La Tunisie dispose de multiplicateurs qui traitent et commercialisent des semences certifiées. Il s’agit d’une part de deux très anciennes coopératives semencières la Société mutuelle centrale des semences «COSEM» et la Société mutuelle centrale de semences et plants sélectionnées «SMCSPS» et d’autre part quatre sociétés privées qui œuvrent dans le secteur des intrants agricoles (SOSEM, TUNIFERT, Espace Vert et STIMA). Ces derniers importent des semences de base pour les multiplier en Tunisie et leur part du marché des semences certifiées reste très faible. La COSEM et la SMCSPS ont beaucoup de difficultés financières et de gestion qui peuvent expliquer le retard dans la production des semences certifiées.

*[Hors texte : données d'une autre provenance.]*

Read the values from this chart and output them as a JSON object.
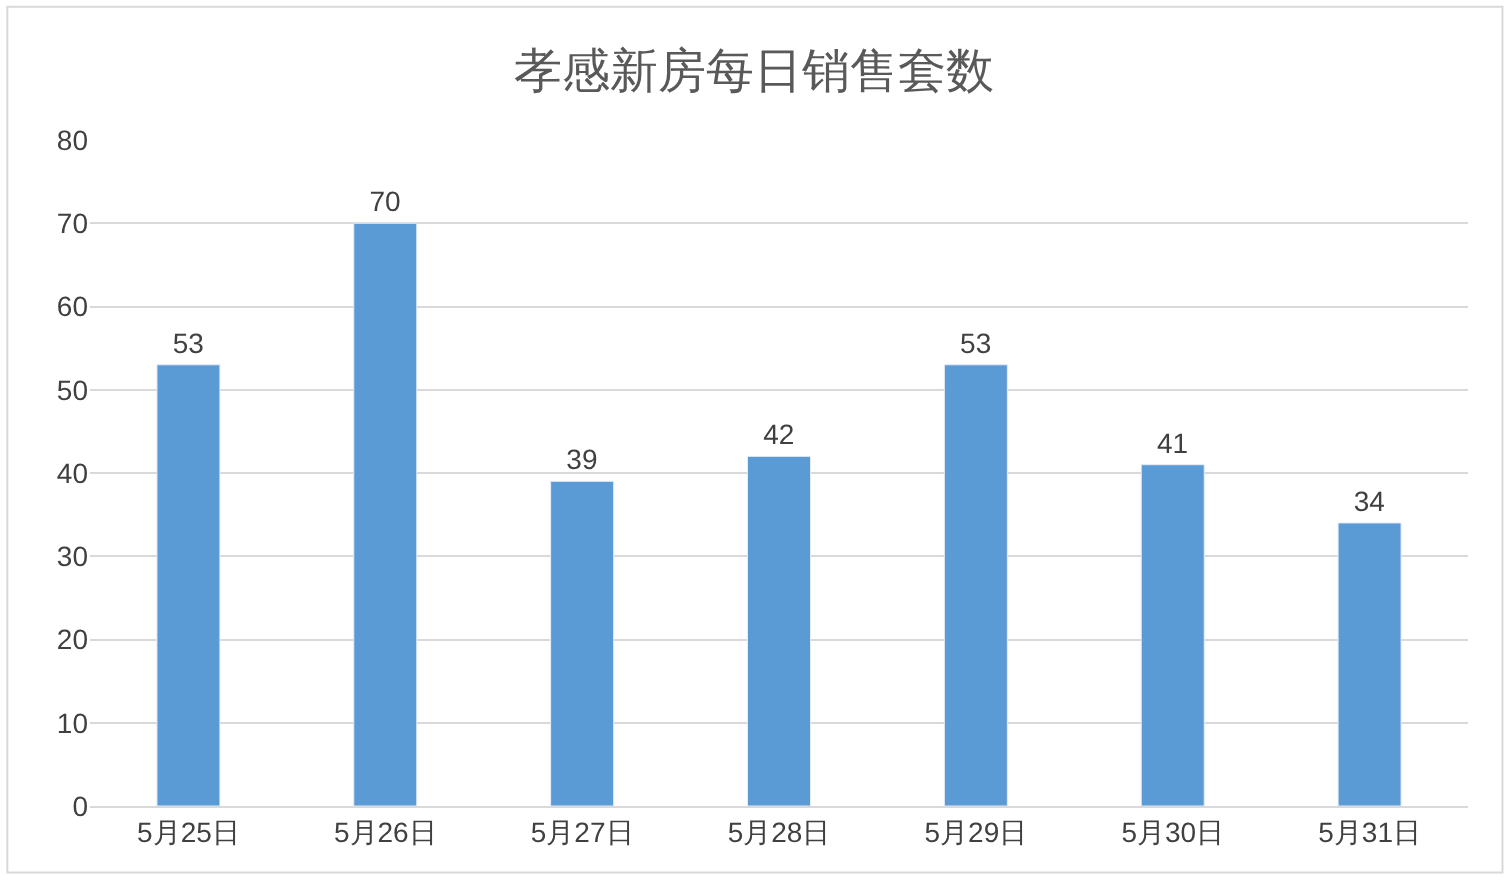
{
  "chart_data": {
    "type": "bar",
    "title": "孝感新房每日销售套数",
    "categories": [
      "5月25日",
      "5月26日",
      "5月27日",
      "5月28日",
      "5月29日",
      "5月30日",
      "5月31日"
    ],
    "values": [
      53,
      70,
      39,
      42,
      53,
      41,
      34
    ],
    "color": "#5b9bd5",
    "ylim": [
      0,
      80
    ],
    "yticks": [
      0,
      10,
      20,
      30,
      40,
      50,
      60,
      70,
      80
    ],
    "grid": "y",
    "data_labels": true
  }
}
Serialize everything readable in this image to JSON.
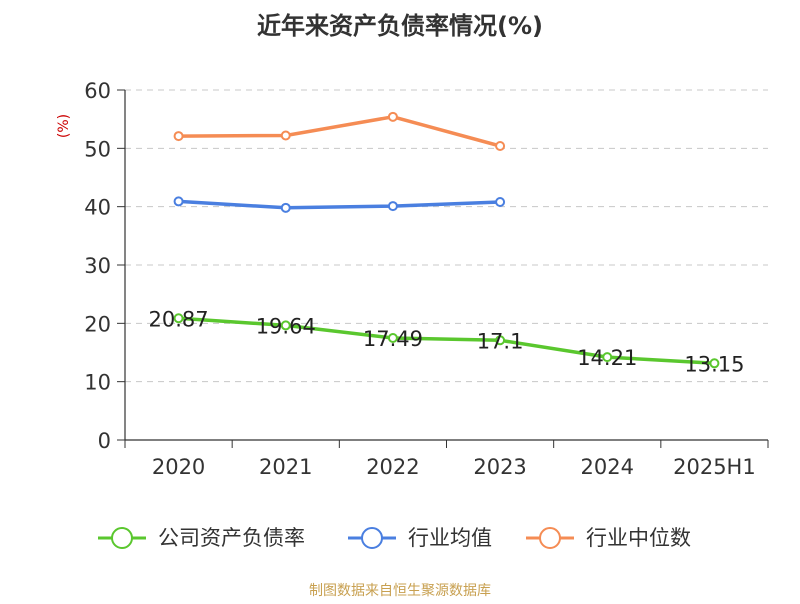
{
  "chart_data": {
    "type": "line",
    "title": "近年来资产负债率情况(%)",
    "ylabel": "(%)",
    "xlabel": "",
    "categories": [
      "2020",
      "2021",
      "2022",
      "2023",
      "2024",
      "2025H1"
    ],
    "ylim": [
      0,
      60
    ],
    "yticks": [
      0,
      10,
      20,
      30,
      40,
      50,
      60
    ],
    "grid": true,
    "legend_position": "bottom",
    "series": [
      {
        "name": "公司资产负债率",
        "color": "#5ac72e",
        "values": [
          20.87,
          19.64,
          17.49,
          17.1,
          14.21,
          13.15
        ],
        "labels": [
          "20.87",
          "19.64",
          "17.49",
          "17.1",
          "14.21",
          "13.15"
        ]
      },
      {
        "name": "行业均值",
        "color": "#4a7fe0",
        "values": [
          40.9,
          39.8,
          40.1,
          40.8,
          null,
          null
        ]
      },
      {
        "name": "行业中位数",
        "color": "#f58c54",
        "values": [
          52.1,
          52.2,
          55.4,
          50.4,
          null,
          null
        ]
      }
    ],
    "source": "制图数据来自恒生聚源数据库"
  }
}
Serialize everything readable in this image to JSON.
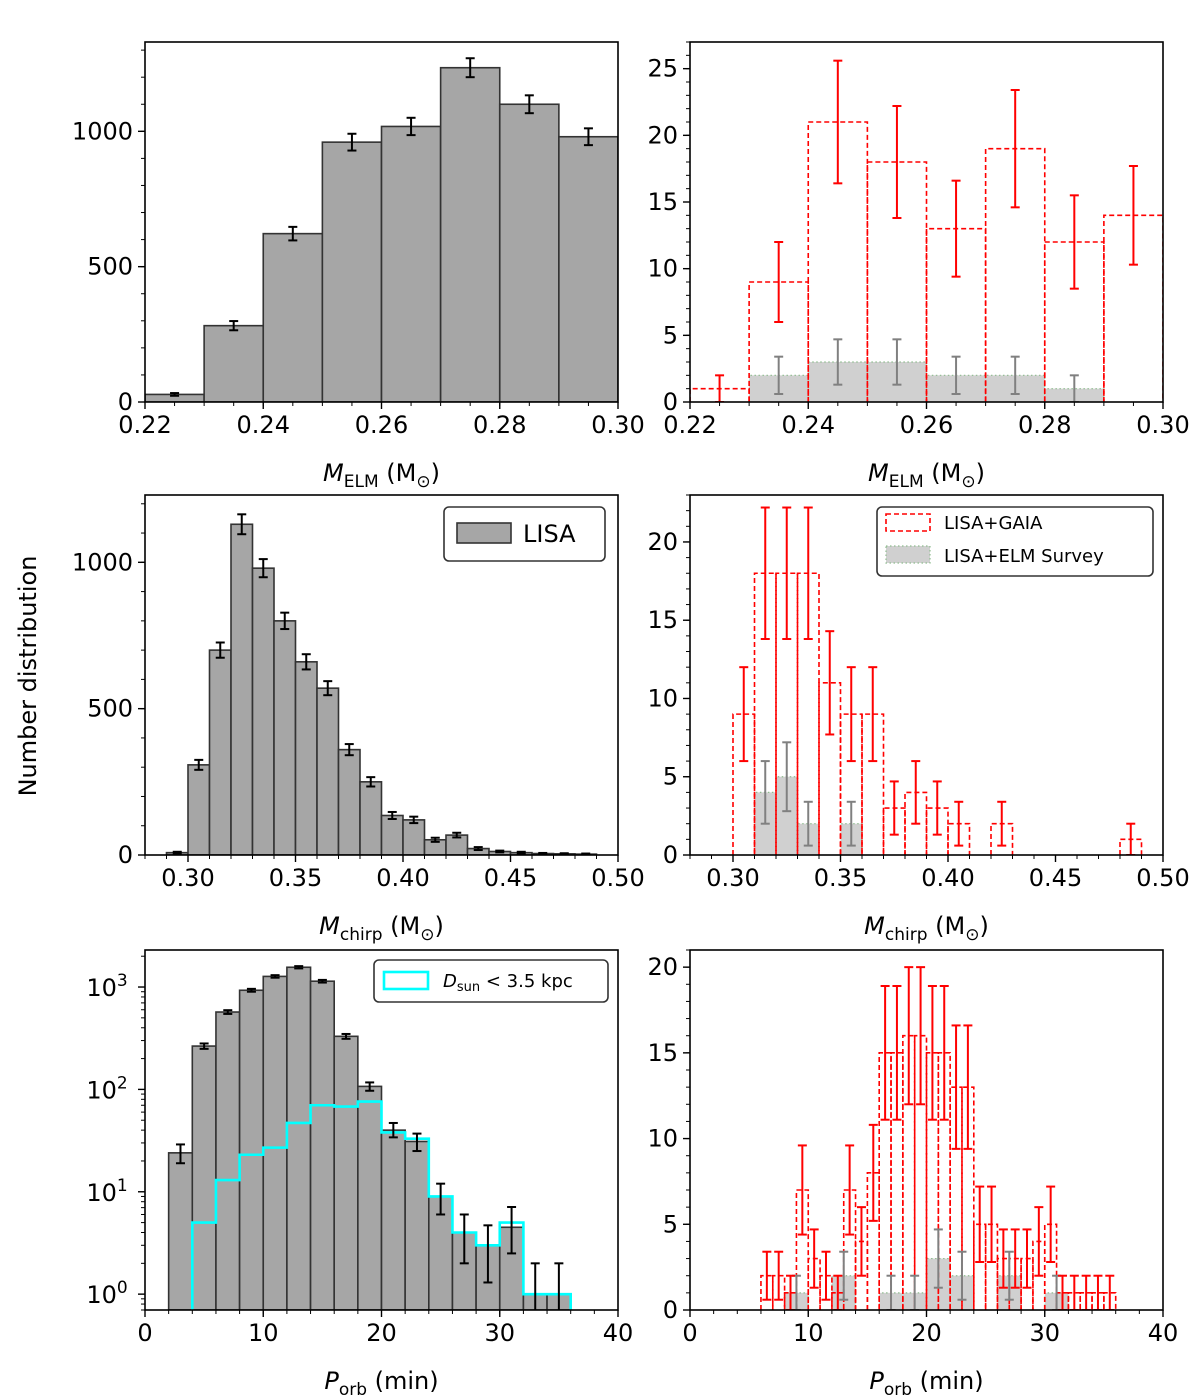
{
  "figure": {
    "ylabel": "Number distribution"
  },
  "chart_data": [
    {
      "id": "a",
      "type": "bar",
      "yscale": "linear",
      "xlim": [
        0.22,
        0.3
      ],
      "ylim": [
        0,
        1330
      ],
      "xticks": [
        "0.22",
        "0.24",
        "0.26",
        "0.28",
        "0.30"
      ],
      "yticks": [
        "0",
        "500",
        "1000"
      ],
      "xlabel": {
        "main": "M",
        "sub": "ELM",
        "unit": " (M",
        "unit_sub": "⊙",
        "close": ")"
      },
      "series": [
        {
          "name": "LISA",
          "style": "gray-fill",
          "edges": [
            0.22,
            0.23,
            0.24,
            0.25,
            0.26,
            0.27,
            0.28,
            0.29,
            0.3
          ],
          "values": [
            28,
            282,
            622,
            960,
            1018,
            1235,
            1100,
            980
          ],
          "errors": [
            5,
            17,
            25,
            31,
            32,
            35,
            33,
            31
          ]
        }
      ]
    },
    {
      "id": "b",
      "type": "bar",
      "yscale": "linear",
      "xlim": [
        0.22,
        0.3
      ],
      "ylim": [
        0,
        27
      ],
      "xticks": [
        "0.22",
        "0.24",
        "0.26",
        "0.28",
        "0.30"
      ],
      "yticks": [
        "0",
        "5",
        "10",
        "15",
        "20",
        "25"
      ],
      "xlabel": {
        "main": "M",
        "sub": "ELM",
        "unit": " (M",
        "unit_sub": "⊙",
        "close": ")"
      },
      "series": [
        {
          "name": "LISA+GAIA",
          "style": "red-dashed",
          "edges": [
            0.22,
            0.23,
            0.24,
            0.25,
            0.26,
            0.27,
            0.28,
            0.29,
            0.3
          ],
          "values": [
            1,
            9,
            21,
            18,
            13,
            19,
            12,
            14
          ],
          "errors": [
            1,
            3,
            4.6,
            4.2,
            3.6,
            4.4,
            3.5,
            3.7
          ]
        },
        {
          "name": "LISA+ELM Survey",
          "style": "gray-dotted",
          "edges": [
            0.22,
            0.23,
            0.24,
            0.25,
            0.26,
            0.27,
            0.28,
            0.29,
            0.3
          ],
          "values": [
            0,
            2,
            3,
            3,
            2,
            2,
            1,
            0
          ],
          "errors": [
            0,
            1.4,
            1.7,
            1.7,
            1.4,
            1.4,
            1,
            0
          ]
        }
      ]
    },
    {
      "id": "c",
      "type": "bar",
      "yscale": "linear",
      "xlim": [
        0.28,
        0.5
      ],
      "ylim": [
        0,
        1230
      ],
      "xticks": [
        "0.30",
        "0.35",
        "0.40",
        "0.45",
        "0.50"
      ],
      "yticks": [
        "0",
        "500",
        "1000"
      ],
      "xlabel": {
        "main": "M",
        "sub": "chirp",
        "unit": " (M",
        "unit_sub": "⊙",
        "close": ")"
      },
      "legend": {
        "position": "top-right",
        "entries": [
          "LISA"
        ]
      },
      "series": [
        {
          "name": "LISA",
          "style": "gray-fill",
          "edges": [
            0.29,
            0.3,
            0.31,
            0.32,
            0.33,
            0.34,
            0.35,
            0.36,
            0.37,
            0.38,
            0.39,
            0.4,
            0.41,
            0.42,
            0.43,
            0.44,
            0.45,
            0.46,
            0.47,
            0.48,
            0.49
          ],
          "values": [
            8,
            308,
            700,
            1130,
            980,
            800,
            660,
            570,
            360,
            250,
            135,
            120,
            52,
            68,
            22,
            12,
            8,
            5,
            4,
            3
          ],
          "errors": [
            3,
            17,
            26,
            34,
            31,
            28,
            26,
            24,
            19,
            16,
            12,
            11,
            7,
            8,
            5,
            3,
            3,
            2,
            2,
            2
          ]
        }
      ]
    },
    {
      "id": "d",
      "type": "bar",
      "yscale": "linear",
      "xlim": [
        0.28,
        0.5
      ],
      "ylim": [
        0,
        23
      ],
      "xticks": [
        "0.30",
        "0.35",
        "0.40",
        "0.45",
        "0.50"
      ],
      "yticks": [
        "0",
        "5",
        "10",
        "15",
        "20"
      ],
      "xlabel": {
        "main": "M",
        "sub": "chirp",
        "unit": " (M",
        "unit_sub": "⊙",
        "close": ")"
      },
      "legend": {
        "position": "top-right",
        "entries": [
          "LISA+GAIA",
          "LISA+ELM Survey"
        ]
      },
      "series": [
        {
          "name": "LISA+GAIA",
          "style": "red-dashed",
          "edges": [
            0.3,
            0.31,
            0.32,
            0.33,
            0.34,
            0.35,
            0.36,
            0.37,
            0.38,
            0.39,
            0.4,
            0.41,
            0.42,
            0.43,
            0.44,
            0.45,
            0.46,
            0.47,
            0.48,
            0.49
          ],
          "values": [
            9,
            18,
            18,
            18,
            11,
            9,
            9,
            3,
            4,
            3,
            2,
            0,
            2,
            0,
            0,
            0,
            0,
            0,
            1
          ],
          "errors": [
            3,
            4.2,
            4.2,
            4.2,
            3.3,
            3,
            3,
            1.7,
            2,
            1.7,
            1.4,
            0,
            1.4,
            0,
            0,
            0,
            0,
            0,
            1
          ]
        },
        {
          "name": "LISA+ELM Survey",
          "style": "gray-dotted",
          "edges": [
            0.31,
            0.32,
            0.33,
            0.34,
            0.35,
            0.36
          ],
          "values": [
            4,
            5,
            2,
            0,
            2
          ],
          "errors": [
            2,
            2.2,
            1.4,
            0,
            1.4
          ]
        }
      ]
    },
    {
      "id": "e",
      "type": "bar",
      "yscale": "log",
      "xlim": [
        0,
        40
      ],
      "ylim": [
        0.7,
        2300
      ],
      "xticks": [
        "0",
        "10",
        "20",
        "30",
        "40"
      ],
      "yticks": [
        {
          "value": 1,
          "base": "10",
          "exp": "0"
        },
        {
          "value": 10,
          "base": "10",
          "exp": "1"
        },
        {
          "value": 100,
          "base": "10",
          "exp": "2"
        },
        {
          "value": 1000,
          "base": "10",
          "exp": "3"
        }
      ],
      "xlabel": {
        "main": "P",
        "sub": "orb",
        "unit": " (min)",
        "unit_sub": "",
        "close": ""
      },
      "legend": {
        "position": "top-right",
        "entries": [
          {
            "main": "D",
            "sub": "sun",
            "rest": " < 3.5 kpc"
          }
        ]
      },
      "series": [
        {
          "name": "LISA",
          "style": "gray-fill",
          "edges": [
            2,
            4,
            6,
            8,
            10,
            12,
            14,
            16,
            18,
            20,
            22,
            24,
            26,
            28,
            30,
            32,
            34,
            36
          ],
          "values": [
            24,
            265,
            570,
            930,
            1270,
            1560,
            1140,
            330,
            107,
            40,
            31,
            9,
            4,
            3,
            4.5,
            1,
            1
          ],
          "errors_low": [
            5,
            16,
            24,
            30,
            36,
            40,
            34,
            18,
            10,
            6,
            6,
            3,
            2,
            1.7,
            2,
            1,
            1
          ],
          "errors_high": [
            5,
            16,
            24,
            30,
            36,
            40,
            34,
            18,
            10,
            7,
            6,
            3,
            2,
            1.7,
            2.6,
            1,
            1
          ]
        },
        {
          "name": "D_sun < 3.5 kpc",
          "style": "cyan-step",
          "edges": [
            4,
            6,
            8,
            10,
            12,
            14,
            16,
            18,
            20,
            22,
            24,
            26,
            28,
            30,
            32,
            34,
            36
          ],
          "values": [
            5,
            13,
            23,
            27,
            47,
            70,
            68,
            76,
            38,
            33,
            9,
            4,
            3,
            5,
            1,
            1
          ]
        }
      ]
    },
    {
      "id": "f",
      "type": "bar",
      "yscale": "linear",
      "xlim": [
        0,
        40
      ],
      "ylim": [
        0,
        21
      ],
      "xticks": [
        "0",
        "10",
        "20",
        "30",
        "40"
      ],
      "yticks": [
        "0",
        "5",
        "10",
        "15",
        "20"
      ],
      "xlabel": {
        "main": "P",
        "sub": "orb",
        "unit": " (min)",
        "unit_sub": "",
        "close": ""
      },
      "series": [
        {
          "name": "LISA+GAIA",
          "style": "red-dashed",
          "edges": [
            6,
            7,
            8,
            9,
            10,
            11,
            12,
            13,
            14,
            15,
            16,
            17,
            18,
            19,
            20,
            21,
            22,
            23,
            24,
            25,
            26,
            27,
            28,
            29,
            30,
            31,
            32,
            33,
            34,
            35,
            36
          ],
          "values": [
            2,
            2,
            1,
            7,
            3,
            2,
            1,
            7,
            4,
            8,
            15,
            15,
            16,
            16,
            15,
            15,
            13,
            13,
            5,
            5,
            3,
            3,
            3,
            4,
            5,
            1,
            1,
            1,
            1,
            1
          ],
          "errors": [
            1.4,
            1.4,
            1,
            2.6,
            1.7,
            1.4,
            1,
            2.6,
            2,
            2.8,
            3.9,
            3.9,
            4,
            4,
            3.9,
            3.9,
            3.6,
            3.6,
            2.2,
            2.2,
            1.7,
            1.7,
            1.7,
            2,
            2.2,
            1,
            1,
            1,
            1,
            1
          ]
        },
        {
          "name": "LISA+ELM Survey",
          "style": "gray-dotted",
          "edges": [
            6,
            8,
            10,
            12,
            14,
            16,
            18,
            20,
            22,
            24,
            26,
            28,
            30,
            32
          ],
          "values": [
            0,
            1,
            0,
            2,
            0,
            1,
            1,
            3,
            2,
            0,
            2,
            0,
            1
          ],
          "errors": [
            0,
            1,
            0,
            1.4,
            0,
            1,
            1,
            1.7,
            1.4,
            0,
            1.4,
            0,
            1
          ]
        }
      ]
    }
  ]
}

Quelle stratégie pour les semences?
La question des semences est cruciale et il est nécessaire, au niveau du MARHP, de lui accorder l’importance qu’elle mérite. Prévoir à temps les quantités suffisantes de semences à mettre à disposition des agriculteurs est très important. L’indisponibilité des semences de qualité peut entrainer soit l’abandon du semis, un semis trop tardif ou l’utilisation de semences de mauvaise qualité. Ces facteurs ont des effets négatifs sur la production des céréales en général et occasionnent un manque à gagner important au niveau de l’agriculteur et au niveau national.
En Tunisie l’utilisation des semences certifiées demeure faible. Il serait intéressant d’encourager l’utilisation, d’améliorer ce taux et de mettre à la disposition des agriculteurs plus de semences certifiées. Si on table sur 700 000 ha de blé, avec un taux de 40%, ceci représente 420 000 quintaux de semences certifiées/an qu’on peut normalement produire sans difficulté.Une autre stratégie consiste, au lieu d’encourager l’utilisation par les agriculteurs des semences certifiées, de les encourager à traiter et à conditionner, moyennant paiement des frais, leurs semences fermières ou les échanger dans des centres modernes de traitement des semences. Ces centres peuvent être les centres de collecte des céréales présentes partout dans les régions céréalières ou toute autre comme les coopératives, les SMSA ou les nouvelles Entreprises Communautaires. Ce genre de centres de traitement des semences fermières existent dans de nombreux pays dont la France.
Les semences standards représentent également une bonne solution pour certains agriculteurs qui peuvent ainsi disposer d’une semence de qualité satisfaisante.
Par ailleurs, contrairement à la tendance classique de recherche de la pureté variétale au champ, la mode est au semis d’un mélange de variétés de blé dans la même parcelle dans de nombreux pays. Ces mélanges dits «intraspécifiques» présentent une plus grande tolérance face aux maladies et aux stress et sont en moyenne plus productifs que les cultures monovariétales.
Heureusement que pour cette année, l’OC était suffisamment réactif et a pu trouver la solution à la disponibilité en ayant recours à la production de semences standards. Il est nécessaire toutefois de se préparer à l’avance pour programmer, produire et bien organiser l’approvisionnement des revendeurs au niveau régional afin qu’ils puissent disposer à temps et en quantités suffisantes de semences pour satisfaire tous les agriculteurs et démarrer l’année dans de bonnes conditions, sans stress.